Introduction to Azure Cosmos DB Emulator for Creating Applications

When you begin learning about Cosmos DB and NoSQL databases, the first questions you should ask are what is a NoSQL database and what is the problem that No SQL databases address? Just to clarify, NoSQL does not necessarily mean that you are not going to use SQL on Cosmos DB. In fact, you will use some SQL commands to query NoSQL databases. NoSQL databases are the type of databases which stores and retrieves data in a different way as compared to traditional relational databases. When there is a need to store large amounts of data, the traditional relational databases must be scaled-out. NoSQL provides features such as horizontal partitioning that aids scaling out. When dealing with a huge amount of data, you need latency and high throughput. NoSQL provides solutions to all these problems.

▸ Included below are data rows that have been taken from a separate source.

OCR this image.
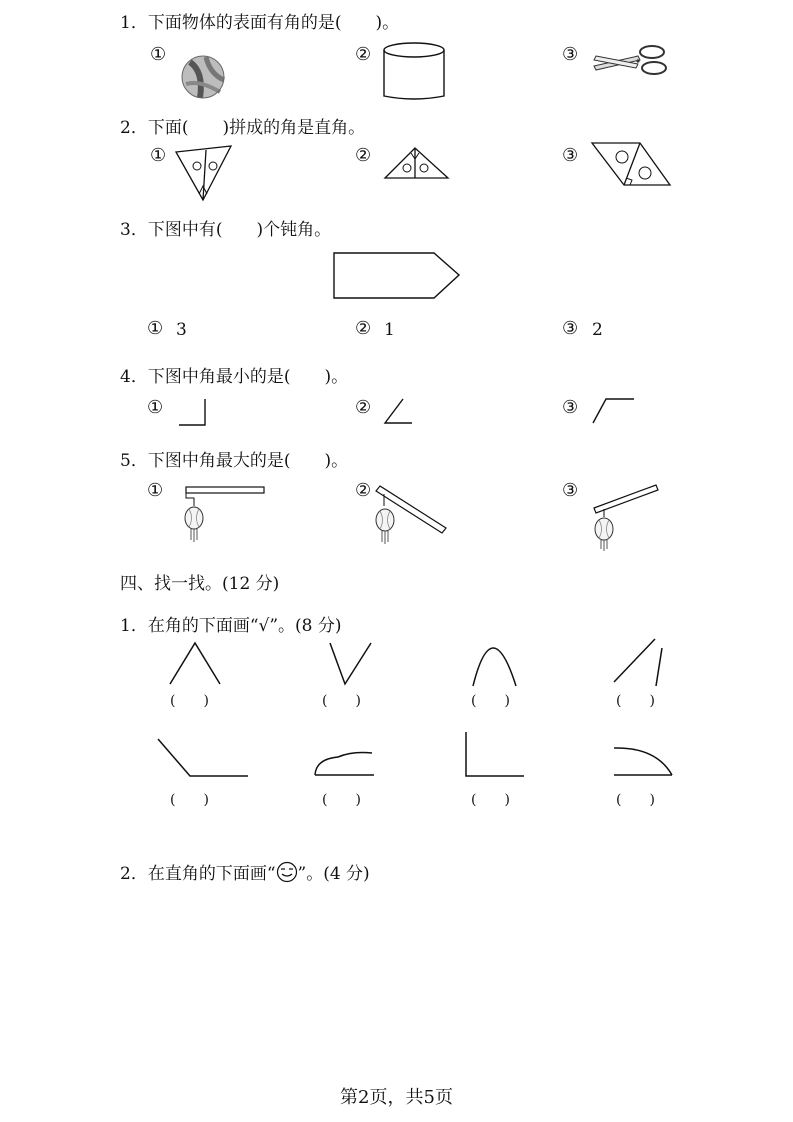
1．下面物体的表面有角的是(　　)。
①	②	③
2．下面(　　)拼成的角是直角。
①	②	③
3．下图中有(　　)个钝角。
① 3	② 1	③ 2
4．下图中角最小的是(　　)。
①	②	③
5．下图中角最大的是(　　)。
①	②	③
四、找一找。(12 分)
1．在角的下面画“√”。(8 分)
(　　)	(　　)	(　　)	(　　)
(　　)	(　　)	(　　)	(　　)
2．在直角的下面画“ ”。(4 分)
第2页，共5页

NoSQL databases support the concept of replication which ensures the data is accessible and available to the consumer as the replicas are kept in different parts of world making it quick to access.

What is Azure Cosmos DB?

According to Microsoft’s Azure Documentation, Cosmos DB is “Microsoft’s globally distributed, multi-model database.” It offers geo-replication of the data and virtually unlimited scale storage. It provides multiple APIs that support efficient access to the multiple data models such as tables, graph and columnar.

Azure Cosmos DB Key features:

Turnkey global distribution- Replication of data across different Azure regions which ensures availability and low-latency.
High scalability- Horizontal partitioning makes Cosmos DB more scalable and durable for big amounts of data.
Multi-model and Multi-API database – Cosmos DB is based on the atom-record-sequence data model which supports multiple data model such as documents, tables, graphs, key-value pairs, etc.

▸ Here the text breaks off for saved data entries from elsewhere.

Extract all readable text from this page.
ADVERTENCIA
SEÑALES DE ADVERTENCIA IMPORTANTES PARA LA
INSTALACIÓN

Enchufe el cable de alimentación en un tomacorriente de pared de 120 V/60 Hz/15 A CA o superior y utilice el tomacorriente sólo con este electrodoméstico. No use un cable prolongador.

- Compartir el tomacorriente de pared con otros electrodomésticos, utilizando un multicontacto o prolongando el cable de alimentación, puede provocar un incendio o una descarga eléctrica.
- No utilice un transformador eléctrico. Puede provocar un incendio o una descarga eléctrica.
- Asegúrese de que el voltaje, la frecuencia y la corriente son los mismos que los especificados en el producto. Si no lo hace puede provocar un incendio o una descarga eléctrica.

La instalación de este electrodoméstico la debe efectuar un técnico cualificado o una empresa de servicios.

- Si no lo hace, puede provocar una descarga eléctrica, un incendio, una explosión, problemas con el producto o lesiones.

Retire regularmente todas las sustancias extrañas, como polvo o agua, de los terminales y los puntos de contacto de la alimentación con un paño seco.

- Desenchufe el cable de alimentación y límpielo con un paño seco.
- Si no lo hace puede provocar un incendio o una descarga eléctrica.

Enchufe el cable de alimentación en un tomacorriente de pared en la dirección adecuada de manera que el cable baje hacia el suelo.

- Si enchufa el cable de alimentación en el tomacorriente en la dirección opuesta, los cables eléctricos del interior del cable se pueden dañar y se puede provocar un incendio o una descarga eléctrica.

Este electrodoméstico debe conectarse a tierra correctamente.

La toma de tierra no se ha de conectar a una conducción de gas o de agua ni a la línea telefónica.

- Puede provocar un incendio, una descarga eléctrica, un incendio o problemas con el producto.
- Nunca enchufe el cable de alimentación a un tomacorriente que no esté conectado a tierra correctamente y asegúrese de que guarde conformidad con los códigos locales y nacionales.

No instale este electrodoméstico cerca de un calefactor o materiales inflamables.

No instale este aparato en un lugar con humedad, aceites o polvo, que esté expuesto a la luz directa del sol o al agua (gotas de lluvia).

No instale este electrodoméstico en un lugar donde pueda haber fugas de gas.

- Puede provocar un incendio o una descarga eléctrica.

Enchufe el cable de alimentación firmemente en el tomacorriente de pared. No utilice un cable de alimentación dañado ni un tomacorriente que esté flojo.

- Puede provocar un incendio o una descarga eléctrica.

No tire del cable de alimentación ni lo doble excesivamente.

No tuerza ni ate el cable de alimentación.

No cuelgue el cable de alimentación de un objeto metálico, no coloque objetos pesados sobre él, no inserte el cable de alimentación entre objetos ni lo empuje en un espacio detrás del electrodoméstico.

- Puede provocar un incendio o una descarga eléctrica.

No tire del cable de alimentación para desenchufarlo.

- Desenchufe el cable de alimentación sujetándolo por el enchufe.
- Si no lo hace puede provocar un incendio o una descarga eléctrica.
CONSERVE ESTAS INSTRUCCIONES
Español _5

Here are APIs with supported SDKs available in various languages:

Data can be modelled as document and there are 2 different APIs for doing this:
- SQL API: It mainly treats entities as JSON (JavaScript Object Notation) documents and these are hierarchical JavaScript Object Notation documents.
- MongoDB API: It mainly works with MongoDB’s binary version of JSON called as BSON. It is similar to JSON but it has more features and it extends the JSON model with additional data types and multi-language support.
Table API: This API is basically an evolution to Azure Table Storage. In this data model, the entities are stored as a key-value pairs.
Gremlin API: Where there is a need to annotate data with meaningful relationships, Gremlin API can be used. It promotes the data to be modeled using graphs and for accessing the data cross many relationships efficiently you will have to use graph traversal language.
Cassandra API: This API is based on Columnar data storage feature. The data is physically stored in column-oriented fashion. You will have to provide schema upfront to be able to store the data.

The selection of API is entirely up to you; it depends on what type of data you want to store and in what fashion you want to store it. All these API look different structurally, but they all share the same capabilities of Cosmos DB. The main features of Cosmos DB such as partitioning, global distribution, durability and high scalability will remain the same across all APIs. In this article we will be mostly using SQL API.

Creating an Azure Cosmos DB Database on the Azure Portal

To begin developing and deploying Azure Cosmos DB applications, you need to create an account on Azure portal. Once you log in to your account, click on Create a resource, and then you will see Azure Cosmos DB under Databases.

$C:\Users\spande\AppData\Local\Microsoft\Windows\INetCache\Content.Word\AZ1.jpg$

You will need to provide a globally unique name in the ID field below, which will be used as endpoint address for the Cosmos DB account. Select the API from the list of APIs which will govern the data model you want to use. To follow along with this article, select SQL. You can select the subscription from the list of subscriptions you have and choose a resource group if you have already created one. You can add global distribution to your data model if you want to replicate it over different regions.

Once you hit the create button, you will see that the database is being deployed. If you have checked Pin to dashboard in the previous page, you will begin to see your Cosmos DB in the Dashboard screen. Otherwise, you can see it if you navigate to the Azure Cosmos DB section. It can take few minutes to set things up for a new account.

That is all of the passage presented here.